Enterprise docs

Connection security

There are a variety of connection solutions available for configuring data.world access to remote data sources, and there are several factors to consider when determining the best way to connect. Some connection types are simpler to set up, while others offer enhanced security characteristics but require the involvement of internal IT to deploy software and/or hardware. The connection types available are:

  • Direct connection (inbound)

  • SSH tunnel (inbound, preferred)

  • Bridged connection appliance (outbound)

When a database is accessible on the open internet from a known hostname or IP, you can simply connect to it directly from data.world. You can configure the connection either with the Connection managerConnection manager, or through the Integrations gallery. This solution is perfect for online or SAAS products like Snowflake or when there is a desire to test virtualization capabilities.

Note

When a database is located inside of an organization's network, this is not the preferred solution. Opening database servers to the open web can pose a security risk and should be avoided. If you are considering this solution, you should block traffic from all hosts except for those from a specified allowlist.

When connecting to a database server, data.world allows you to optionally configure an SSH tunnel to connect through. This solution requires some setup on the part of the network administrator, but is more secure than a direct connection.

This is the preferred method for connecting database servers to data.world. It is easy, flexible and secure. No additional hardware is required beyond a bastion server. Many organizations have these deployed as a normal part of their infrastructure.

For additional security, data.world provides user specific SSH public keys which should be configured on the bastion server (in .authorized_keys) to ensure traffic is from data.world.

advanced_connection_screen.png

With some organizations, any incoming connection at all is considered insecure. This is especially true in industries which deal with health or financial data. In these cases, consider an alternative architecture which does not require the organization to accept connections from the open web.

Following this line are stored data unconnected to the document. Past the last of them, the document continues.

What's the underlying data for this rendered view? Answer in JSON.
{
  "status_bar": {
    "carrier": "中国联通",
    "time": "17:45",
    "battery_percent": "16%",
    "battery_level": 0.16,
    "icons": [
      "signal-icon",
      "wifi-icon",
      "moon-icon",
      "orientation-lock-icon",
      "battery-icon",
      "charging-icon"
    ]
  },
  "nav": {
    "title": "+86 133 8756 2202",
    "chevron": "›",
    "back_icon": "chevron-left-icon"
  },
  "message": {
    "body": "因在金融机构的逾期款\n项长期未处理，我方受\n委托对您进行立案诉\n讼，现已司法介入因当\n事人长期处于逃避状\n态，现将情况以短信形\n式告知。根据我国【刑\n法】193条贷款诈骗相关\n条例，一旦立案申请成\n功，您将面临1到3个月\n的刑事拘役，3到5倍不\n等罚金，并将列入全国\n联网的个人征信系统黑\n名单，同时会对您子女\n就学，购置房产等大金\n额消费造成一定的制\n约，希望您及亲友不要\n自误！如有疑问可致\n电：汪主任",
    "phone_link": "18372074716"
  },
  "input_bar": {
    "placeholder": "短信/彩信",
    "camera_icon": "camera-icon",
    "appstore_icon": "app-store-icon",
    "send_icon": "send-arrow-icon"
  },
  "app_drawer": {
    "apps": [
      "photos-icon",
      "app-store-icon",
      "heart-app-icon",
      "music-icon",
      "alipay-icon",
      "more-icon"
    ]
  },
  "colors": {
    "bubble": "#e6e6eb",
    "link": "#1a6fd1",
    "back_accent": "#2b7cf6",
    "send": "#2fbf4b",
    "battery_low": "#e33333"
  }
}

A bridged connection involves deploying an appliance inside of the organization's network—where the target database servers reside. The appliance makes outbound connections at startup, and maintains these connections over time.

data.world has partnered with Trustgrid (http://trustgrid.io) to provide this capability. While Trustgrid helps configure and maintain the connection to the data.world network, data is visible only to data.world. No data enters Trustgrid's network.

This solution requires a commitment of time and resources on the part of the organization's IT department. They must work with data.world to deploy and configure the appliance. Ongoing maintenance of the appliance should be minimal— requiring time only in exceptional cases.

The appliance runs inside the organization's network and makes outbound connections to:

  • data.world "Data Plane" – data transfer only

  • Trustgrid "Control Plane" – configuration only

  • The target database instance(s)

Note

There are no inbound connections to the organization from the open internet with this solution.

A hardware or virtual appliance may be deployed. If you meet minimum requirements outlined below, virtual appliances are preferred, as hardware deployments require additional time and physical (rack) space.

  • Hardware: 2vCPU, 4GBRAM, 32GB Storage (supports 250Mbps of throughput)

  • Hypervisor/Virtualization: VMware vSphere5.5 (or greater), Amazon Web Services, Microsoft Azure Cloud, and Google Cloud Platform

Configuration

Trustgrid appliances are stateless network devices. They require specific vSphere configuration settings to maximize uptime:

  • Set the DRS level for a VM to either PartiallyAutomated or Disabled

  • Create an anti‐affinity rule

  • Do not backup Trustgrid virtual appliances

  • Deploy Trustgrid secondary high-availability appliances on separate physical hosts

Note

High availability deployments require two instances to be deployed and running.